If those initiatives work, they head over to the Independent Payment Advisory Board (IPAB), which can implement cost-controlling reforms across Medicare without congressional approval — an effort to make continuous reform the default for Medicare, even if Congress is gridlocked or focused on other matters. And if they don’t work, then it’s up to the Center for Medicare and Medicaid Innovation, a funded body that will be continually testing payment and practice reforms, to keep searching and experimenting, and when it hits on successful ideas, handing them to the IPAB to implement throughout the system.

The law also goes after bad and wasted care: It cuts payments to hospitals with high rates of re-admission, as that tends to signal care isn’t being delivered well, or isn’t being follow up on effectively. It cuts payments to hospitals for care related to infections caught in the hospitals. It develops new plans to help Medicare base its purchasing decisions on value, and new programs to help Medicaid move patients with chronic illnesses into systems that rely on the sort of maintenance-based care that’s been shown to successfully lower costs and improve outcomes.

I could go on, but instead, I’ll just link to the Kaiser Family Foundation’s excellent primer (pdf) on everything the law does.
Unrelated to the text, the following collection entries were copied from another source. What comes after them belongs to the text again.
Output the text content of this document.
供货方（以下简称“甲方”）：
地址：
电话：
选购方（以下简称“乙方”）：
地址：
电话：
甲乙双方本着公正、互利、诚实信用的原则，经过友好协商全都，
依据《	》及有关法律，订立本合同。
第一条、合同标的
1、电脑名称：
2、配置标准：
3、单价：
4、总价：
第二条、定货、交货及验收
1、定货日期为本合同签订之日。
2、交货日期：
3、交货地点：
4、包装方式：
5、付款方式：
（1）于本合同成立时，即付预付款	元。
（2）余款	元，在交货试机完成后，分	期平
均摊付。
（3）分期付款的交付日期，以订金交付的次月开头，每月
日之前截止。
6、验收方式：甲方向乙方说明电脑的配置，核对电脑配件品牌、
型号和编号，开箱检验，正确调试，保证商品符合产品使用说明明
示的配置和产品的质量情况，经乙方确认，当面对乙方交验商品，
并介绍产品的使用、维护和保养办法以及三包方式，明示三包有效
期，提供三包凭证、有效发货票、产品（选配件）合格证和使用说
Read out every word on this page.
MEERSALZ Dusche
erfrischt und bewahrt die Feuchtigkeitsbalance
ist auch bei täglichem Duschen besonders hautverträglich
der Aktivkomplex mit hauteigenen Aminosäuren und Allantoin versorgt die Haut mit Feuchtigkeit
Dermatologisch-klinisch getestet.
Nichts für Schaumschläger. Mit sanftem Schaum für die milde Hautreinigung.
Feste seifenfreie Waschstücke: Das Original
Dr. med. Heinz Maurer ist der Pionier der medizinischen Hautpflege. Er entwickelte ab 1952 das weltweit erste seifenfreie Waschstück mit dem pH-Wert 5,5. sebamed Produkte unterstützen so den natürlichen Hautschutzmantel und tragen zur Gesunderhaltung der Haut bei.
The bottom line is this: The Affordable Care Act is actually doing the hard work of reforming the health-care system that’s needed to make cost control possible. Ryan’s budget just makes seniors pay more for their Medicare and choose their own plans — worthy ideas, you can argue, but ideas that have been tried many times before, and that have never cut costs in the way Ryan’s budget suggests they will.

That’s why, when the Congressional Budget Office looked at Ryan’s plan, they said it would make Medicare more expensive for seniors, not less. The reason the deficit goes down is because seniors are paying 70 percent of the cost of their insurance out-of-pocket rather than 30 percent. But that’s not sustainable: We’ve just taken the government’s medical-costs problem and pushed it onto families.
No one who knows health-care policy will tell you that the Affordable Care Act does everything we need to do in exactly the way we need it done... But it does a lot of what we need to do and it sets up systems to help us continue doing what’s needed in the future.

Ryan’s proposal, by contrast, does almost none of what we need to do. It appeals to people who have an ideological take on health-care reform and believe we can make Medicare cheaper by handing it over to private insurers and telling seniors to act like consumers. It’s a plan that suggests health-care costs are about insurance, as opposed to about health care. There’s precious little evidence of that, and when added to the fact that Ryan’s targets are so low that even his allies can’t defend them, the reality is that his savings are largely an illusion.

The Affordable Care Act has taken a lot of hits. It’s not popular, and though very few of the political actors confidently attacking or advocating it can explain the many things it’s doing to try and control costs, people have very strong opinions on whether it will succeed at controlling costs. But the irony of everyone demanding Democrats come up with a vision for addressing the drivers of our deficit in the years to come is that, on the central driver of costs and the central element of Ryan’s budget, Democrats actually have something better than a vision. They have a law, and for all its flaws, their law actually makes some sense. Republicans don’t have a law, and their vision, at this point, doesn’t make any sense at all.